In this spirit, the camp's members are engaged in ridiculing and dismissing Israel's demand that it must be recognized as Jewish state. "Demanding that the Palestinians recognize Israel as a Jewish state is nonsense," former Mossad chief Meir Dagan ruled recently, reflecting the growing rhetoric of those whose voice in the media is immeasurably louder than their number, from Lapid to the best of the Left's strongholds and its loose ends.
"We will never recognize a Jewish state," Abbas said in recent days, reiterating his firm objection to Israel's demand, and none of the Israeli peace guards publicly discussed the question why, in God's name, does the "incredibly moderate" partner insisting on objecting.
According to the Palestinians, this issue – of all core issues – does not entail, allegedly, a fundamental concession. They also know that their chances of being portrayed as the non-guilty side, while punting the blame into Israel's court, will improve immensely when it turns out that the fate of the current round of talks will not be any different from previous rounds in the past 14 years.
Spirit of Palestinian treatyThe explanation for the strategic Palestinian insistence (rather than tactical, as some Israelis conveniently portray it) not to recognize a Jewish state or the Jewish nation-state stems of course from the fear that it will greatly damage the refugees' claim to return to Israel proper, but it also stems just as much from the simple fact that Abbas, like the rest of the senior PA officials, is part of a long Palestinian reality which denies that the Jews are a national group entitled to its own state.
None of them has really given up on their years-long ambition that the State of Israel as such will be overpowered, whether by sword or by demography, and of course with the loyal help of the local progressive forces.
In the entire Palestinian ethos and literature there is not a shred of real willingness for such a recognition. This literature is bursting since 1948 with discussions about "the Palestinian problem," with explanations about the horrible sin in the establishment of Israel, and about how justified it is to remove it from this world, and to the same extent about how the Jews are a religious ethnic group, rather than a people or a nation.

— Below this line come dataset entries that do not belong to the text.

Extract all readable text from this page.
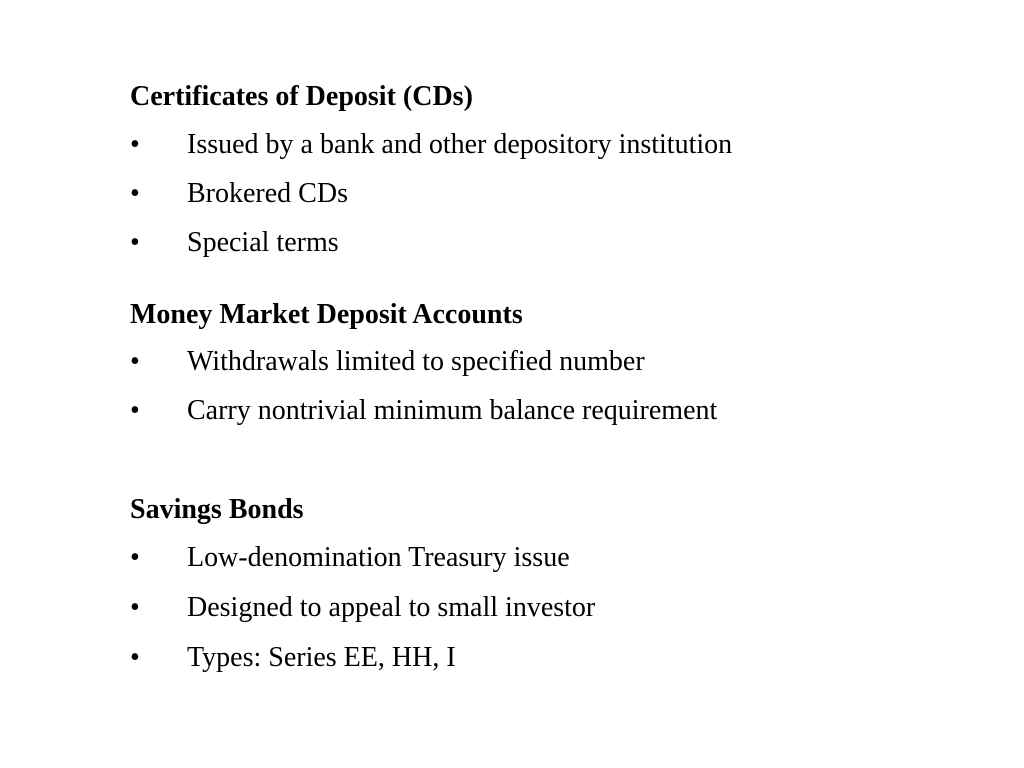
Certificates of Deposit (CDs)
• Issued by a bank and other depository institution
• Brokered CDs
• Special terms
Money Market Deposit Accounts
• Withdrawals limited to specified number
• Carry nontrivial minimum balance requirement
Savings Bonds
• Low-denomination Treasury issue
• Designed to appeal to small investor
• Types: Series EE, HH, I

That is, of course, the spirit in the firm and abiding Palestinian treaty as well – as opposed to the Palestinians' fabrications that it was canceled in 1996. Article 20 of the treaty, for example, states that "Judaism as a heavenly religion is not a self-existing nationality, and the Jews are not one people with an independent personality, but citizens in the states they belong to."
Peter Beinart, one of Israel's most hateful critics in the radical Jewish Left in the US, admitted recently that "every Palestinian I know considers political Zionism itself a racist ideology built upon ethnic cleansing. In that sense, when Jewish hawks say Palestinians oppose not only Israeli control over Hebron, but Israeli control over Tel Aviv, they’re absolutely right."
Even if this bitter truth interests the majority of the Israeli Left like yesterday's news, the more realistic public in Israel realizes that behind the Palestinian insistence lies an organized ideology of refusing to accept Israel, even in the 1948 borders, and to the same extent – a hidden intention to flood it with refugees. Therefore, binding the Palestinians in a public and contractual recognition of Israel as a Jewish state is a minimum, elementary and justified demand.